National table tennis player Nigel Bryan yesterday created history by becoming the first person in Guyana to win the junior, senior and under-21 titles at the annual national championships.

And, following his three title triumph, the young racquet wielder told Stabroek Sport that he was “Sitting on top of the world.”

It was an apt quote from Bryan who, with his men’s singles win finally claimed the most coveted  title in local able tennis  even though his victory would be somewhat devalued by the absence of several top players Paul David, Christopher Franklyn, Idi Lewis and  defending champion Godfrey Munroe.

Formerly the championships were only for junior and senior players but the introduction of the Under-21 category a few years ago gave Bryan a chance of a unique, historic treble.

Trenace Lowe (left) plays a backhand loop against Natalie Cummings during her women’s singles victory yesterday. (Aubrey Crawford photo)

In recent times, only two persons came close to winning the junior and senior titles at national championships in Garfield Wiltshire and Godfrey Munroe.
Munroe won the junior title and placed second to Sydney Christophe in an eight man round robin final in 1990 while Wiltshire won the junior title and placed second to Trevor Lowe in 1981.

Playing virtually unstoppable, Bryan swept all three of his opponents namely Brad Belle, Denzil Hopkinson and Paul Meusa in the 18 and under, 21 and under and men’s open singles categories respectively with 3-0 victories. Bryan retained his 18 and under national title by defeating Belle  11-7, 11-7 and 11-9 as he effectively countered and served well during the match-up.

Turning his attention to the 21 and under category, half-an-hour after his 18 and under win, Bryan used his speed and aggression to quickly extinguish the hopes `Agent Zero’ Hopkinson winning 11-5, 11-5 and 11-7.

An hour afterwards, Bryan returned for the men’s singles final, preying on the weakness that Meusa exhibited during the course of his semi-final win over Edinho Lewis which simply spelt  r-u-s-t-y, to defeat him 11-9, 11-8 and 11-9.

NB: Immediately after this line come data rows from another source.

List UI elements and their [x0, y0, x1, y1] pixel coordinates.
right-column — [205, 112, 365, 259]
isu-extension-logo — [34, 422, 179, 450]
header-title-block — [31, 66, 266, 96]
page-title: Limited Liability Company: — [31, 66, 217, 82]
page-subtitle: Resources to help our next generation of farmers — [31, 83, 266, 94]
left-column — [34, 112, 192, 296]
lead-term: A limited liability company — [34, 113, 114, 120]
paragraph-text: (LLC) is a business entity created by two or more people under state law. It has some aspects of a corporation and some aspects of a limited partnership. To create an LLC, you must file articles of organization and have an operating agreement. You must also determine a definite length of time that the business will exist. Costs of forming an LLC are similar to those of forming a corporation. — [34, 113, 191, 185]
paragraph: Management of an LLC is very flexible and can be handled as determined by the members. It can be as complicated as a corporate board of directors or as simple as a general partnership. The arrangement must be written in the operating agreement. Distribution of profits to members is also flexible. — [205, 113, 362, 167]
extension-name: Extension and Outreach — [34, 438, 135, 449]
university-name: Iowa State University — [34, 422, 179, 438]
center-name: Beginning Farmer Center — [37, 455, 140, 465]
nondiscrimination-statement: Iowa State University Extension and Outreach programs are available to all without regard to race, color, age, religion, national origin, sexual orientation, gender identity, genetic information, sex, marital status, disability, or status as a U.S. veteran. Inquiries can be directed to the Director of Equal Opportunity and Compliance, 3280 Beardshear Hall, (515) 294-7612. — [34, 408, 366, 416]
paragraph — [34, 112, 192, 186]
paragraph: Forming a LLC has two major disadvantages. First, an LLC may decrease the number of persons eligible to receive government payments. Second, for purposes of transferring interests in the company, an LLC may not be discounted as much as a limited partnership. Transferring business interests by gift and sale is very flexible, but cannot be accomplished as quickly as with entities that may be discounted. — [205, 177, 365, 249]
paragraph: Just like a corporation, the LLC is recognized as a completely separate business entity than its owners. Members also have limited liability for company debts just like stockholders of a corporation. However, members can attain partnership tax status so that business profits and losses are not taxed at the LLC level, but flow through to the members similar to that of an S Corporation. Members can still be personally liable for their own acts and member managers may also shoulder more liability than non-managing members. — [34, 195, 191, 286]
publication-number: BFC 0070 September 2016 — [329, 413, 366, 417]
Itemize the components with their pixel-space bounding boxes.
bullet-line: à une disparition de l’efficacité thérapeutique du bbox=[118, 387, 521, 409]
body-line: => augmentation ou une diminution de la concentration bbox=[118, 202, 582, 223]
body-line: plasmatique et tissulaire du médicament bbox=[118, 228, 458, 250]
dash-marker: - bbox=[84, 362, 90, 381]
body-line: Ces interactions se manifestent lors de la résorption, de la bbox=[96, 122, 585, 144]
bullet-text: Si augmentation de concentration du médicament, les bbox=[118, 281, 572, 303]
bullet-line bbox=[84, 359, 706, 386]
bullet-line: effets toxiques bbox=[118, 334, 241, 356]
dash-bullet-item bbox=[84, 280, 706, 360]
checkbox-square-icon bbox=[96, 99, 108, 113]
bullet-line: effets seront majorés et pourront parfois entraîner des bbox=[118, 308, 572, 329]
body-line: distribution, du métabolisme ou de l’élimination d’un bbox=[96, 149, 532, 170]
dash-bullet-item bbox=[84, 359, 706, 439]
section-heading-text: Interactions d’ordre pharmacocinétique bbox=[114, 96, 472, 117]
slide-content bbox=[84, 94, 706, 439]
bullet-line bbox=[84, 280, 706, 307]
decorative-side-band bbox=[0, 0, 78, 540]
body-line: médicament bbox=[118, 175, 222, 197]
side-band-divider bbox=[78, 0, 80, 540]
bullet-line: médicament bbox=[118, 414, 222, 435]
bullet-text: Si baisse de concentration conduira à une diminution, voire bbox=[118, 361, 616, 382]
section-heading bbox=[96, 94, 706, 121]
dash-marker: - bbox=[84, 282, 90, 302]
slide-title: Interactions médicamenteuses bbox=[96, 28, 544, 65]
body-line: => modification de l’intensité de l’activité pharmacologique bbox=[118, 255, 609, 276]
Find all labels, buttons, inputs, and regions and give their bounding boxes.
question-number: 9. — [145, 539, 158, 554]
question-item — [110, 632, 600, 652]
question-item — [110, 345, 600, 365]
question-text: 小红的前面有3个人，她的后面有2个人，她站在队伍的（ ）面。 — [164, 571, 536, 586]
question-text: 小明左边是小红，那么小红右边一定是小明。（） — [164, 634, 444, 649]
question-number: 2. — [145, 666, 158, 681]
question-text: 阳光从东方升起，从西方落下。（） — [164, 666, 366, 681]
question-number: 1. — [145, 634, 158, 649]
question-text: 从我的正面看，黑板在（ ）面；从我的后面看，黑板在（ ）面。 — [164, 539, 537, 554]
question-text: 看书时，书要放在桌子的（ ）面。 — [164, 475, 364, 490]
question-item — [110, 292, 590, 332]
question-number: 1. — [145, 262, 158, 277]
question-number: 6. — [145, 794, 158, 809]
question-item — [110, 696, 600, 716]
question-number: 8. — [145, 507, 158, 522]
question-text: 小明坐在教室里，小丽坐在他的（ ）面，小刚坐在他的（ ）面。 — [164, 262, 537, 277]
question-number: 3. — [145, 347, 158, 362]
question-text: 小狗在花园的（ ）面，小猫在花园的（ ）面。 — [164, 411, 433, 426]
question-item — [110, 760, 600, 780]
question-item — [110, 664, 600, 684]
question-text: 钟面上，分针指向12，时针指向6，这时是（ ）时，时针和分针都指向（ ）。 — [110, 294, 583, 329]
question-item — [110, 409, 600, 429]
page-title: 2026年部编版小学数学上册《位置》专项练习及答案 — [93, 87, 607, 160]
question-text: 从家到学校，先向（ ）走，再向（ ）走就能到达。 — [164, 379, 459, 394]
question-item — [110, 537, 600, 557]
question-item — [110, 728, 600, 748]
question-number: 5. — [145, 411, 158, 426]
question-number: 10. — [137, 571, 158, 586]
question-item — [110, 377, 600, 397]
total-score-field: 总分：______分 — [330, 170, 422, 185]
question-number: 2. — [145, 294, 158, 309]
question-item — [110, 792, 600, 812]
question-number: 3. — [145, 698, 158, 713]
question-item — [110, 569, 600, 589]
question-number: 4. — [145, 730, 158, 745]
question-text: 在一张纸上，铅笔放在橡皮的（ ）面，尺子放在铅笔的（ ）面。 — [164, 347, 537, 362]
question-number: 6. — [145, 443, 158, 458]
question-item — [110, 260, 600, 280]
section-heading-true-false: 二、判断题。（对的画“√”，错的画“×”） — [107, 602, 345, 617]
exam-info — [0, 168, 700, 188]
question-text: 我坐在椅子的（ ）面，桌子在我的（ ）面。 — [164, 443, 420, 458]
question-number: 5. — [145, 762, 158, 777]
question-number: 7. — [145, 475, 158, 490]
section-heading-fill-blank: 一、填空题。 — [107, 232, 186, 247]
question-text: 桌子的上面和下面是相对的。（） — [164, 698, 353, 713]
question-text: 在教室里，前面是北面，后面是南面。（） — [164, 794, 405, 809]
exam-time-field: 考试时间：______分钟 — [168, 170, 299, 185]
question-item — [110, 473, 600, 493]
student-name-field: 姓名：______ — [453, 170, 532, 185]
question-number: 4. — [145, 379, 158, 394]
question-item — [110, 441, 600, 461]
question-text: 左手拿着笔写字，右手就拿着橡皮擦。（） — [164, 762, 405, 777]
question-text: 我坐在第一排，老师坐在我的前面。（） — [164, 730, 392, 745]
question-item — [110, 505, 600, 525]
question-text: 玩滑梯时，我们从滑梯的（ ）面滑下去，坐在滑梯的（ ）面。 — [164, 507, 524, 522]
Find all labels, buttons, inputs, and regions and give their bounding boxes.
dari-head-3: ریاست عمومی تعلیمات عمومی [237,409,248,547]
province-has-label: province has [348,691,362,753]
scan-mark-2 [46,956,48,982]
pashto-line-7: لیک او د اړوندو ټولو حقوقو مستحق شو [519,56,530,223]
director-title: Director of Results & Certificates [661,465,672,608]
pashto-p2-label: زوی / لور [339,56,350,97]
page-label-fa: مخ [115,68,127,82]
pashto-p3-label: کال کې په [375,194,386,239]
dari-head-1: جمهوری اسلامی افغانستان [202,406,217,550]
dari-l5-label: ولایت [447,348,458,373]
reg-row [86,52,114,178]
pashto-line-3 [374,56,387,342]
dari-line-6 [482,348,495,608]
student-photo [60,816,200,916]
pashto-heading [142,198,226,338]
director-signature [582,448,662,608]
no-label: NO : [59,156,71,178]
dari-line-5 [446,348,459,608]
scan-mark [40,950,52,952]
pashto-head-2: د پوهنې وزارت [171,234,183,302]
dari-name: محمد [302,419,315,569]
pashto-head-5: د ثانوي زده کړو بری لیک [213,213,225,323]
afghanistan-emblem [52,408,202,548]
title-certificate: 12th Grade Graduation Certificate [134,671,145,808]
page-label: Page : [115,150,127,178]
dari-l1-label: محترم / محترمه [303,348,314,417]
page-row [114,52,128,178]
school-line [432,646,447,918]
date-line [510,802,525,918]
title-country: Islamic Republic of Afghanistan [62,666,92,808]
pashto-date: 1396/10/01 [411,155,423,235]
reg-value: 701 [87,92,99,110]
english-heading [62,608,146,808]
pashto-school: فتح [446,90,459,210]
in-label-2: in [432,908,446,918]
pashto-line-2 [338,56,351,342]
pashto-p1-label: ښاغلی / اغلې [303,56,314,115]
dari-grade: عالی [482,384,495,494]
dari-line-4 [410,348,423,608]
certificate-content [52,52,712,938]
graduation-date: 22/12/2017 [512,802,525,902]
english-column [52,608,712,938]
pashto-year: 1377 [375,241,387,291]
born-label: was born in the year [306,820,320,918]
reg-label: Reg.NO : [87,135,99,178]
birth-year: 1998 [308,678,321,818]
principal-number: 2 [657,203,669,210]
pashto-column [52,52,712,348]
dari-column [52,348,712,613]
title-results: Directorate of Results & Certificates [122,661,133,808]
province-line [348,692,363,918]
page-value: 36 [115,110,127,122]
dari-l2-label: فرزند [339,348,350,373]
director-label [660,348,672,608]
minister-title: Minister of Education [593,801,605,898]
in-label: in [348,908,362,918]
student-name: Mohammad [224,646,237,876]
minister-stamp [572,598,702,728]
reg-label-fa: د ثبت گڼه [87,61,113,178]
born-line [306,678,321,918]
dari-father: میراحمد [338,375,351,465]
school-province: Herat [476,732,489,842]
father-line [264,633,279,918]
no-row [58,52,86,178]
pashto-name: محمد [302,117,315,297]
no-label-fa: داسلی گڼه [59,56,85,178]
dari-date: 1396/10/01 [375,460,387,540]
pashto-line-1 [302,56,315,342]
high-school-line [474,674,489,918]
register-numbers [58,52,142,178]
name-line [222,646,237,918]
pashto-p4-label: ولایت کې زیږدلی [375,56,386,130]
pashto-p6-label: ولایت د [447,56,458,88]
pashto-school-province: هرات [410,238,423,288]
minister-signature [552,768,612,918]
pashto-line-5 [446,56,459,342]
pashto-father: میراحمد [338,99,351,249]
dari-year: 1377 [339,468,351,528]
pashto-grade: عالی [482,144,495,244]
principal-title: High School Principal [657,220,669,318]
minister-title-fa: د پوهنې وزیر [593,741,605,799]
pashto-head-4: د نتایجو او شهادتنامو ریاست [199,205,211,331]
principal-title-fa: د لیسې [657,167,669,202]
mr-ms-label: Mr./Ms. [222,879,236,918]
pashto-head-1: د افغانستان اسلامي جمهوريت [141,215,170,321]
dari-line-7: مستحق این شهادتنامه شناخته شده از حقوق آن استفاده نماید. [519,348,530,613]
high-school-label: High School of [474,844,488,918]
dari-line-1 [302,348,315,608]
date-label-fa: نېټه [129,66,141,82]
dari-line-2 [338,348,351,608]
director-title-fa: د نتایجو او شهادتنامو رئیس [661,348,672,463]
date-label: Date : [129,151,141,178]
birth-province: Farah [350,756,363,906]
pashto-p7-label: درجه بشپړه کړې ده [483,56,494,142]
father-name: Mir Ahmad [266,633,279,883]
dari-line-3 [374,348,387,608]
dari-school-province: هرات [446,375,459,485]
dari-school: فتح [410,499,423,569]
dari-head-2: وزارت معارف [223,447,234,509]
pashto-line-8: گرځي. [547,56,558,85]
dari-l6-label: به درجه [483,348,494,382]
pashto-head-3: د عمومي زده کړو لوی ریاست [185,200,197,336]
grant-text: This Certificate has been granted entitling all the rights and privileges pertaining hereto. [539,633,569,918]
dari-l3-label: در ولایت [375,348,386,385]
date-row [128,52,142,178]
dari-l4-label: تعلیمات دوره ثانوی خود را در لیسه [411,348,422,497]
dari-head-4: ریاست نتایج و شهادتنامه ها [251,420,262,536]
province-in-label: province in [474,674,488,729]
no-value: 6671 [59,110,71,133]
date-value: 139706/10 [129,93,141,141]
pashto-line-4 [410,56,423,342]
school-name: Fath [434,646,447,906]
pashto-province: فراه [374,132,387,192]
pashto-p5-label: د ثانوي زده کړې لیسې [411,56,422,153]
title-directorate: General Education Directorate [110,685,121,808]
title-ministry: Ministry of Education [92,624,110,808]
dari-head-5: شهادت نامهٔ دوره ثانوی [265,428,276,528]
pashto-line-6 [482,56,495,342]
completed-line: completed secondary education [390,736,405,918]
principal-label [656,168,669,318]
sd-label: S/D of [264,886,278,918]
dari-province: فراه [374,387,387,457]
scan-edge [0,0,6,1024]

Nigel Bryan (left) goes up for one of his serves in the final of the men’s singles yesterday against Paul Meusa. (Aubrey Crawford photo)

“This is what I wanted to accomplish and there is no better feeling than being number one in your country especially after all the hard work I put in,” Bryan told Stabroek Sport after the men’s singles final.

When asked if he felt any fatigue after playing three finals in one day, Bryan stated: “I could run a 10k with how I’m feeling right now,” the 18-year-old told Stabroek Sport.
Trenace Lowe followed up her 21-years-and-under victory the previous day with a win in the ladies singles final, battling to a 3-1 victory over Natalie Cummings.
Lowe, always aggressive, emotional and focused,  secured the first two sets quite easily at 11-5 and 11-6.

However, Cummings started to gain momentum with  brilliant play to capture the third set 11-7 before  Lowe wrapped up the tie with an 11-9 win in the fourth set.
Veteran Colin France, his hopes dashed by Joel Alleyne in the quarter final of the men’s singles,  duly turned his attention to his rightful category – the veterans – where he captured the 40-45 years and the 45 years and over categories.
France won both finals by 3-1 margins.

He downed Remy Taitt in the 40-45 years category and then defeated Xenophon Goliath in the 45 years and over category. Earlier in the day the ‘B’ Class Open final saw Brad Belle gaining a walkover over from his twin brother Brandon.

The under-15 finals was intense and Kyle Edghill and Elishaba Johnson had the small gathering of table tennis fans cheering every point won or lost.
Edghill emerged triumphant in winning 11-7, 11-6, 9-11, 7-11 and 11-9.

Shemar Britton also walked away with a victory yesterday in the under-13 category as he defeated Edghill 3-1 at 11-6, 11-9, 9-11 and 11-9. Director of Sport Neil Kumar attended yesterday’s event. The GTTA will host their final Calendar event on December 30 featuring the Country’s top sixteen players.